Miami- Former President Donald Trump left signs again this Sunday that he plans to run as a candidate in the 2024 presidential elections for the Republican Party.
During a rally he offered in Miami-Dade County, in South Florida, Trump said he ran twice and “won twice,” alluding to the 2016 and 2020 elections, the latter of which he lost. against the current US president, Joe Biden, although he continues to repeat without proof that there was electoral fraud.
âAnd now, for our country to be successful, safe and glorious, I will probably have to do it again, but stay tuned,â said the former president, to the happiness of his ardent supporters, who began to call for another Trump presidential term with the chant “Four more years.”
RELATEDThe former president was the protagonist of a Republican campaign rally together with Florida senator Marco Rubio, who in the mid-term elections next Tuesday is running for re-election and where both addressed the Latino community living in the south in particular. from Florida.
The senator of Cuban origin, who starts with a relative advantage over his Democratic opponent, Florida Congresswoman Val Demings, pointed out that the voters of South Florida âhave seen what socialism, communism and Marxism can do and they are not going to lose this country.”
Trump had words of praise for Rubio, who since 2011 has held one of Florida’s two seats in the Senate, and highlighted the joint work they did during his term to toughen US policy towards Cuba as well as to reduce taxes.
Trump did not forget how the senator defended him during the congressional investigation into alleged Russian interference in the 2016 electoral process and the possible involvement of members of his campaign team in that plot.
“Marco Rubio is the candidate of law and order,” said Trump, who asked for the vote for him and for the other Republican candidates in Florida, where some opinion polls show an unavoidable victory for this party on November 8.
âThey are going to re-elect Ron DeSantis as governor of his state,â the former president also said, who in this way seemed to put a cold water cloth on the âtense relationshipâ, as several US media have pointed out, which is suspected between the former president and current Floridian governor, Ron DeSantis, who goes to the polls on Tuesday as the favorite to be re-elected.
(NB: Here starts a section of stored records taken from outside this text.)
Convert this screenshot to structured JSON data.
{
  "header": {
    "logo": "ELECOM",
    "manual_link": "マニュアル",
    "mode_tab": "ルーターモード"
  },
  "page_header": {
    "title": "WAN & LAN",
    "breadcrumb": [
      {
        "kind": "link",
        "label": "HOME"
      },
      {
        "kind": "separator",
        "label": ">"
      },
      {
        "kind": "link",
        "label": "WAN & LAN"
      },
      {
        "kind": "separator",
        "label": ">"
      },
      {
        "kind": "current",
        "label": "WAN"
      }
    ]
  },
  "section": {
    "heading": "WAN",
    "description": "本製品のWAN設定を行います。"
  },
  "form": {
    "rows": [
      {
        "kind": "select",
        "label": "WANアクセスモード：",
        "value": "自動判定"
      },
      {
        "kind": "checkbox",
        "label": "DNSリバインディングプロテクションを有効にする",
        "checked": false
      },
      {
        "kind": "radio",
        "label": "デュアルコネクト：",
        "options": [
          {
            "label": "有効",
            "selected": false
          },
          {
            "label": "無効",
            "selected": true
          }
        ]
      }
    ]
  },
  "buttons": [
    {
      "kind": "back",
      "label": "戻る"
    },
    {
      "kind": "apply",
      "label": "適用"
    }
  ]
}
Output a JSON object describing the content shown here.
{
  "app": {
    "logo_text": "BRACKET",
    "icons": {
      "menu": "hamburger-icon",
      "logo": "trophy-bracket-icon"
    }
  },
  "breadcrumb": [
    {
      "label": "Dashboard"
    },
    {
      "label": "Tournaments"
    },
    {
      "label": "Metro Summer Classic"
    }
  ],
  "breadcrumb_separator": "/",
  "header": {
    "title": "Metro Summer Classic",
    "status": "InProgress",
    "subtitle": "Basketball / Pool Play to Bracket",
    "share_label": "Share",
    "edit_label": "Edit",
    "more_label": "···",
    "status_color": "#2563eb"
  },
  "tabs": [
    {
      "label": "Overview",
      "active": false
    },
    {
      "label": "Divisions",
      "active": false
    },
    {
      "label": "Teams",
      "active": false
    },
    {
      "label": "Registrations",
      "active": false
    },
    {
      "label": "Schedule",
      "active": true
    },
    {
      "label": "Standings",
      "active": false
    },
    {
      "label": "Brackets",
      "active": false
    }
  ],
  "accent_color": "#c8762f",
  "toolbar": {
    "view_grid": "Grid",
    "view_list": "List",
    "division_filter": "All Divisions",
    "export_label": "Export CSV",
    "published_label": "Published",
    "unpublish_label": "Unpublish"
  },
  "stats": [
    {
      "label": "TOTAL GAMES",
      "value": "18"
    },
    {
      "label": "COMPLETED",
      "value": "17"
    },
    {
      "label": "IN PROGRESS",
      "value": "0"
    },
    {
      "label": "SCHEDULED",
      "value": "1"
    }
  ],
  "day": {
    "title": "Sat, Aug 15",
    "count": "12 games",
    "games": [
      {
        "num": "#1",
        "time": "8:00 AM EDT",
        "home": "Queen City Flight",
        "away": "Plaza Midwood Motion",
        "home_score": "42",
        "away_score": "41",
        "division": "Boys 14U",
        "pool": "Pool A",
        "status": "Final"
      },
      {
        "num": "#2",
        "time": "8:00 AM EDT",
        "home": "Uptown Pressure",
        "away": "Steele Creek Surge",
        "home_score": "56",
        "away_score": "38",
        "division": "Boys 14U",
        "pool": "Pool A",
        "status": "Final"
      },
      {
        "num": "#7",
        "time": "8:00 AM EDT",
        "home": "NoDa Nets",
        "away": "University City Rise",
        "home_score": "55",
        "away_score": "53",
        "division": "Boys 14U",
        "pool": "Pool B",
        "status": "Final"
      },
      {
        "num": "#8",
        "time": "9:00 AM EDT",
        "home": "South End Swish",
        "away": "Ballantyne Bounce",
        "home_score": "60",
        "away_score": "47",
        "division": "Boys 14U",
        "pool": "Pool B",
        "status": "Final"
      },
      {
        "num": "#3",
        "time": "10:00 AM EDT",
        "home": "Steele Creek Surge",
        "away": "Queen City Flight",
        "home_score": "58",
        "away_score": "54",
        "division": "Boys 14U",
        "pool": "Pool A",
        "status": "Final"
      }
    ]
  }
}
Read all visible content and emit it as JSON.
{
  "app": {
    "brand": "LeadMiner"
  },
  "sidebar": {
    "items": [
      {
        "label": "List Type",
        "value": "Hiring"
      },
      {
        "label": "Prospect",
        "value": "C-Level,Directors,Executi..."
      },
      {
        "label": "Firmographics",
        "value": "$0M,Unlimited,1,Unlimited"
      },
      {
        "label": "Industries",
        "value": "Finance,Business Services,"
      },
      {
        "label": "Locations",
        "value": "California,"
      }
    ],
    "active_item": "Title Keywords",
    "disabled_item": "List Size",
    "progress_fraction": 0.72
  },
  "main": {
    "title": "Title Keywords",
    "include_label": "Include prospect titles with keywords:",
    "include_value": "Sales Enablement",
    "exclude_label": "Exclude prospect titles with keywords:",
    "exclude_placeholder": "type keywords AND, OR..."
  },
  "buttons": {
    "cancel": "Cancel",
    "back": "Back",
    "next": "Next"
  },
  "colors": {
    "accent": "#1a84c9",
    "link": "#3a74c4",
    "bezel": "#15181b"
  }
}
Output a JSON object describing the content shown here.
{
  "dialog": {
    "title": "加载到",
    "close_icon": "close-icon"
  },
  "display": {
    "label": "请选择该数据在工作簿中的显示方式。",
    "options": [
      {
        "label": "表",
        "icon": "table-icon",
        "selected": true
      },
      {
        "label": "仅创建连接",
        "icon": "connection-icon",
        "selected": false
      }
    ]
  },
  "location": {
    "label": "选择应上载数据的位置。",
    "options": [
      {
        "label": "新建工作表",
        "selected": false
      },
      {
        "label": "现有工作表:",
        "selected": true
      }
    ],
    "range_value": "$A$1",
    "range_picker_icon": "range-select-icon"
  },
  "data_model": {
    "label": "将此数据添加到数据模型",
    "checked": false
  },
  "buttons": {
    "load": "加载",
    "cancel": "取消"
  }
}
The night before, Trump dealt a slight blow to his former godson-in-law by calling him âRon DeSanctimoniousâ during a rally in Pennsylvania. âTrump at 71%, Ron DeSanctimonious at 10%,â the former president said, reviewing approval ratings among hypothetical contenders for the party’s 2024 nomination.
DeSantis was not part of today’s rally at the Miami-Dade County Fair and Exposition Center as he was on the other Florida coast carrying out campaign events, as part of his “Don’t tread on Florida” electoral tour that will conclude Monday possibly in Palm Beach counties, where Trump has established his residence, and Miami-Dade.
At the close of his rally, and to a somber tune, the former president called for the vote in the “important” midterm elections, where Republicans hope to gain control of Congress, after noting that the US is a “nation in decline” for fault of the current Administration of President Joe Biden.
The other senator from Florida, Rick Scott, who does not have to participate in the elections on Tuesday, as well as the president of the Republican Party, Senator Joe Gruters, participated in today’s act.
They were joined by legislators such as Mario DĂaz-Balart, Carlos GimĂ©nez, Vern Buchanan and Matt Gaetz, among other Republican congressmen from Florida who seek to renew their mandates this Tuesday and who are aware of what a âblessingâ from Trump means within the electorate. of your party.
Trump won Florida in the 2018 midterm elections and repeated victory in this state in the 2020 presidential elections, although he could not claim victory in Miami-Dade County, a solid Democratic stronghold for the last two decades.
However, judging by the turnout of Republican voters in the period of early voting and by mail, higher than the Democrats, this county could fall before the so-called “red tide”, alluding to the traditional color of the Republican Party, which some predict will come in Tuesday’s midterm elections.